Toni Smith, Sales Operations Director at First Complete
Financial Reporter chatted to Toni Smith, Sales Operations Director at First Complete about key issues for this year and how MMR will affect networks.
FR: Your network increased dramatically with 189 new advisers last year - why is it that advisers are coming to you rather than to the other networks?
I think they are coming to us because of a package of things that we offer. In a growing market brokers want to grow their business, but in order to do that many find that they need support and guidance and that’s what First Complete’s ethos centres around. We have a strong proposition with a strong management team and huge financial strength and backing from our parent company LSL Property Services.
It’s also well known that we have smashed all our mortgage and protection records last year, which is a huge draw as brokers want to be part of something that’s successful.
In a growing mortgage market where the intermediary’s role is growing, but where we have so many regulatory changes, brokers want to know that they can grow safely and compliantly. We offer a comprehensive proposition and extensive field support in both sales development and compliance, last year for example we held over 150 meetings across the country, enabling the brokers in our network to meet lenders and providers and, just as importantly, to feel part of something.
FR: What do you think the key issues are for mortgage advisers in 2014?
New regulation will be the biggest challenge and consequently having enough time to process cases. I think that because lenders will have to publish so much more information on every product that they have that the range of mortgage products is likely to reduce in number and the MMR may force lenders to make products simpler.
Advisers will have to get used to a new regulatory environment and new processing requirements. Up until now many lenders have not been very forthcoming on how they intend to deal with the MMR which makes it harder to prepare for the changes – especially as the MMR could have a negative impact on some clients who may no longer be able to get a mortgage or may have to accept a smaller one.
For brokers it will be really important to have the right business model in place to cope with the changes and the right staff to meet the increase in customer demand we are experiencing at the same time as facing longer advice times.
FR: Do you think that the MMR will increase or decrease the need for networks?
I think it will increase the need for networks as more than ever, brokers will need guidance and help to be kept safe and compliant. Some lenders will not train their staff to the required level to become mortgage advisers and so they will become much more reliant on brokers. If branches can’t provide face to face advice more people will turn to brokers and we expect market share to move in favour of the intermediary.
It is a key requirement of the MMR that lenders will have to publish their criteria, but it is not yet clear where they will publish it or how they will disseminate it, for example, will it just be on a lender’s website, on a sourcing system or distributed some other way? This is a very big question and I believe that it is likely to increase the need for networks as brokers are likely to need more help.
If you are a DA, especially a smaller one, you could be left in quite a precarious position, trying to interpret the regulations and all the criteria and requirements from every lender, with a high risk that you might inadvertently get it wrong.
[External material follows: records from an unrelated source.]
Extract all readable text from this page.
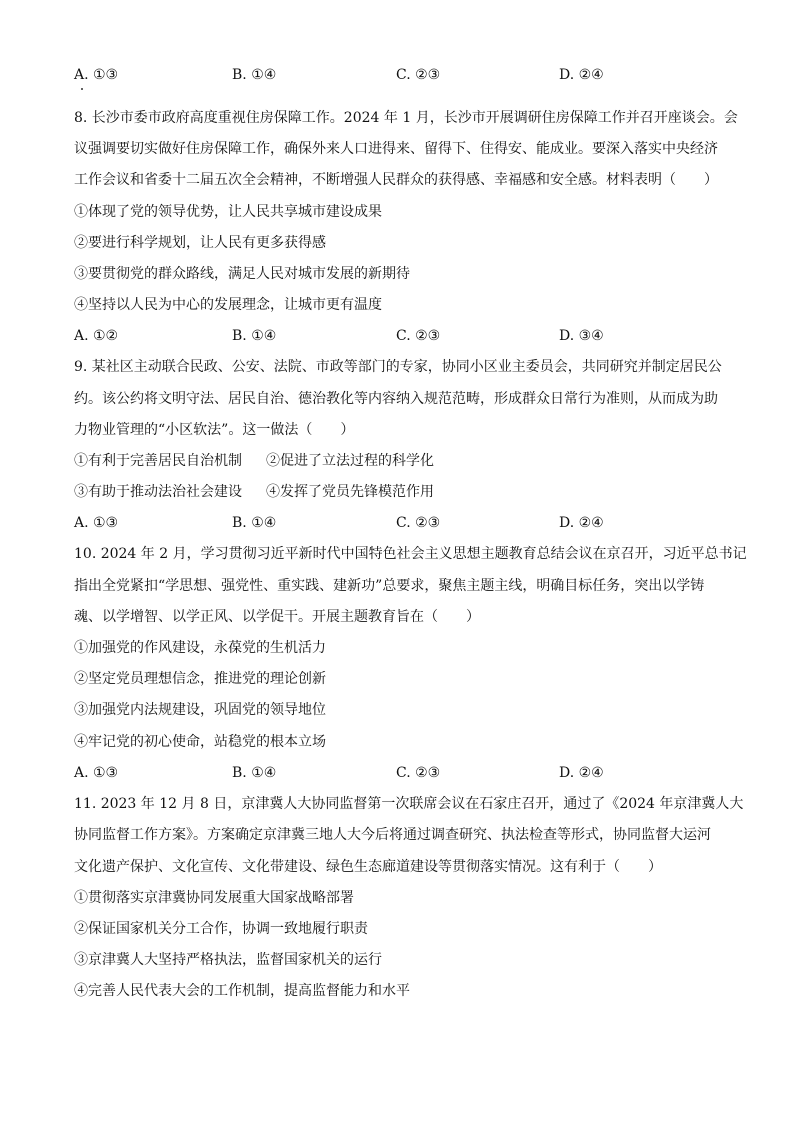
A. ①③	B. ①④	C. ②③	D. ②④
8. 长沙市委市政府高度重视住房保障工作。2024 年 1 月，长沙市开展调研住房保障工作并召开座谈会。会
议强调要切实做好住房保障工作，确保外来人口进得来、留得下、住得安、能成业。要深入落实中央经济
工作会议和省委十二届五次全会精神，不断增强人民群众的获得感、幸福感和安全感。材料表明（　　）
①体现了党的领导优势，让人民共享城市建设成果
②要进行科学规划，让人民有更多获得感
③要贯彻党的群众路线，满足人民对城市发展的新期待
④坚持以人民为中心的发展理念，让城市更有温度
A. ①②	B. ①④	C. ②③	D. ③④
9. 某社区主动联合民政、公安、法院、市政等部门的专家，协同小区业主委员会，共同研究并制定居民公
约。该公约将文明守法、居民自治、德治教化等内容纳入规范范畴，形成群众日常行为准则，从而成为助
力物业管理的“小区软法”。这一做法（　　）
①有利于完善居民自治机制 ②促进了立法过程的科学化
③有助于推动法治社会建设 ④发挥了党员先锋模范作用
A. ①③	B. ①④	C. ②③	D. ②④
10. 2024 年 2 月，学习贯彻习近平新时代中国特色社会主义思想主题教育总结会议在京召开，习近平总书记
指出全党紧扣“学思想、强党性、重实践、建新功”总要求，聚焦主题主线，明确目标任务，突出以学铸
魂、以学增智、以学正风、以学促干。开展主题教育旨在（　　）
①加强党的作风建设，永葆党的生机活力
②坚定党员理想信念，推进党的理论创新
③加强党内法规建设，巩固党的领导地位
④牢记党的初心使命，站稳党的根本立场
A. ①③	B. ①④	C. ②③	D. ②④
11. 2023 年 12 月 8 日，京津冀人大协同监督第一次联席会议在石家庄召开，通过了《2024 年京津冀人大
协同监督工作方案》。方案确定京津冀三地人大今后将通过调查研究、执法检查等形式，协同监督大运河
文化遗产保护、文化宣传、文化带建设、绿色生态廊道建设等贯彻落实情况。这有利于（　　）
①贯彻落实京津冀协同发展重大国家战略部署
②保证国家机关分工合作，协调一致地履行职责
③京津冀人大坚持严格执法，监督国家机关的运行
④完善人民代表大会的工作机制，提高监督能力和水平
While many DA firms use outside compliance firms, the challenge is, how do you get the right compliance outsourcer and how do you know that they are giving you the right information? A network is your only answer to get it completely right as they will have dedicated staff, be prescriptive and what is compliant and monitor your business to keep you safe.
There probably won’t be a massive influx of brokers into networks immediately, but I think that it will increase over time as brokers start to fully understand the impact of the regulation on their business.
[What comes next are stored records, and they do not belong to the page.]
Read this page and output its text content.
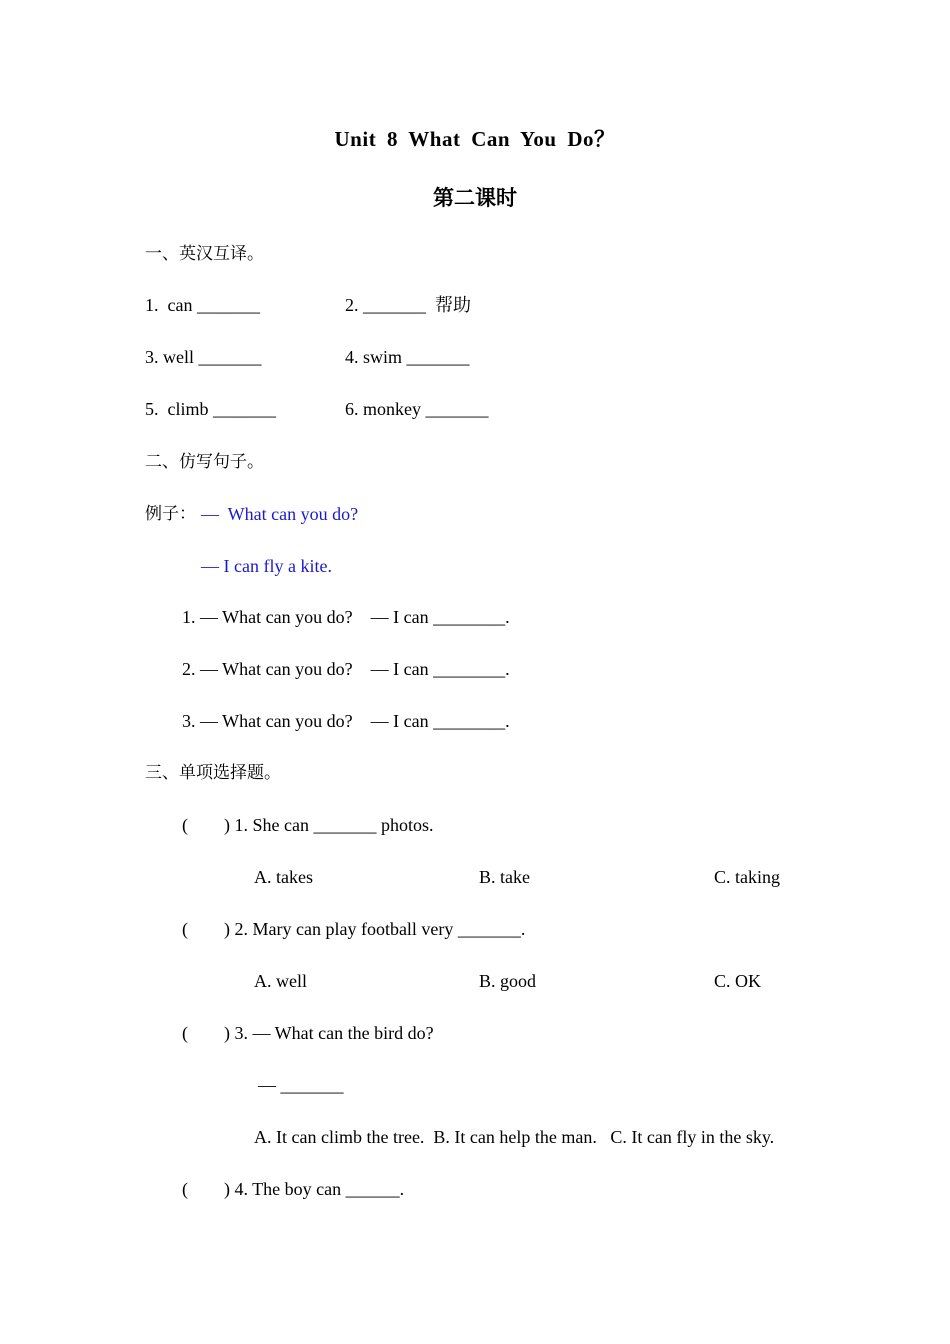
Unit 8 What Can You Do？
第二课时
一、英汉互译。
1.  can _______	2. _______  帮助
3. well _______	4. swim _______
5.  climb _______	6. monkey _______
二、仿写句子。
例子： —  What can you do?
— I can fly a kite.
1. — What can you do?    — I can ________.
2. — What can you do?    — I can ________.
3. — What can you do?    — I can ________.
三、单项选择题。
(        ) 1. She can _______ photos.
A. takes	B. take	C. taking
(        ) 2. Mary can play football very _______.
A. well	B. good	C. OK
(        ) 3. — What can the bird do?
— _______
A. It can climb the tree.  B. It can help the man.   C. It can fly in the sky.
(        ) 4. The boy can ______.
FR: Do you think that proc fees linked to quality is a good idea?
Yes we think it’s a great idea. What can be bad about reinforcing behaviour that’s in the client’s best interests? However we do need the lenders to share their quality matrices with the network so we are not working in the dark; transparent and reliant management information on both sides means that we can all work to constantly improve quality. It also means that if, as a network, we can see that business from a particular broker is being submitted at a lower quality then it should be then we can see what they are doing wrong and address their training needs to bring them up to the standards required by the lender.